Slashdot Mirror

← Back to Stories (view on slashdot.org)

Heartbleed OpenSSL Vulnerability: A Technical Remediation

Posted by samzenpus on from the protect-ya-neck dept.

An anonymous reader writes "Since the announcement malicious actors have been leaking software library data and using one of the several provided PoC codes to attack the massive amount of services available on the internet. One of the more complicated issues is that the OpenSSL patches were not in-line with the upstream of large Linux flavors. We have had a opportunity to review the behavior of the exploit and have come up with the following IDS signatures to be deployed for detection."

16 of 239 comments (clear)

  1. what? by Anonymous Coward · · Score: 5, Insightful

    Was this badly translated from another language, or have I been out of system administration too long?
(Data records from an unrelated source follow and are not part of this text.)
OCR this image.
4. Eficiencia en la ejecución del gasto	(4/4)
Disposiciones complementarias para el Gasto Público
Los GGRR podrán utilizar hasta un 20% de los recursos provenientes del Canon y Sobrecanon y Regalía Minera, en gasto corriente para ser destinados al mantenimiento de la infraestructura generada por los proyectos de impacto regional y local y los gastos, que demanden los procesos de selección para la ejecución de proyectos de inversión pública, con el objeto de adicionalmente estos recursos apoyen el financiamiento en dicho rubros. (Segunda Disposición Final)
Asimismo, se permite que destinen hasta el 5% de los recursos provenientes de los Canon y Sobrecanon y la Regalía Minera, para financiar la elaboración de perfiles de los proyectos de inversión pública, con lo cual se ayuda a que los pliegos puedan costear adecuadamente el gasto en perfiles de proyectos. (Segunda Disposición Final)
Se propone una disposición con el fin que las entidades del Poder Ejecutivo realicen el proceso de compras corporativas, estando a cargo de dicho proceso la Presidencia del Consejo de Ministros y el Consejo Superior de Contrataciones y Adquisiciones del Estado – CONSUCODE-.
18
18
    1. Re:what? by VortexCortex · · Score: 5, Informative

      Was this badly translated from another language, or have I been out of system administration too long?

      Allow me to translate from buzz-ard to sysopian:

      SSL-Ping Data Exfiltration Exploit: Detection and mitigation even a flaming lamer that can't patch OpenSSL can use

      "Since this 0-day vuln was published skiddies have been exploiting it to leak data available to OpenSSL 64KB at a time via running one of the pre-written exploit proof-of-concept sources (as skiddies are wont to do) against a bunch of affected Internet facing services. This SNAFU is particularly FUBAR since all the distros that noobs use are building an ancient OpenSSL ver so they can't even push out a simple patch, obviously. We fingered the exploit in use and have a signature so your punk-buster scripts can detect the crackers and ATH0 before your cipher keys get the five-finger discount."

  2. Re:Thank you for the mess by Anonymous Coward · · Score: 5, Insightful

    To be fair, nobody knows if this was exploited in the wild or not already - so the "mess" was going to happen anyway (unless you planned to patch your server, assuming your certificate was still good, and not tell any of your users that their passwords may have been exposed in the last couple years).

  3. Situation is a Shambles by ObsessiveMathsFreak · · Score: 5, Insightful

    I'm running Linux Mint Olivia -- the next to current version -- an no openssl patch is yet available as of this afternoon. I image there are quite a few similar distros. Since I have actual work to do, and can't risk wasting two hours on a potentially borked upgrade, I'm stuck to trying not to use programs affected by the exploit for the duration.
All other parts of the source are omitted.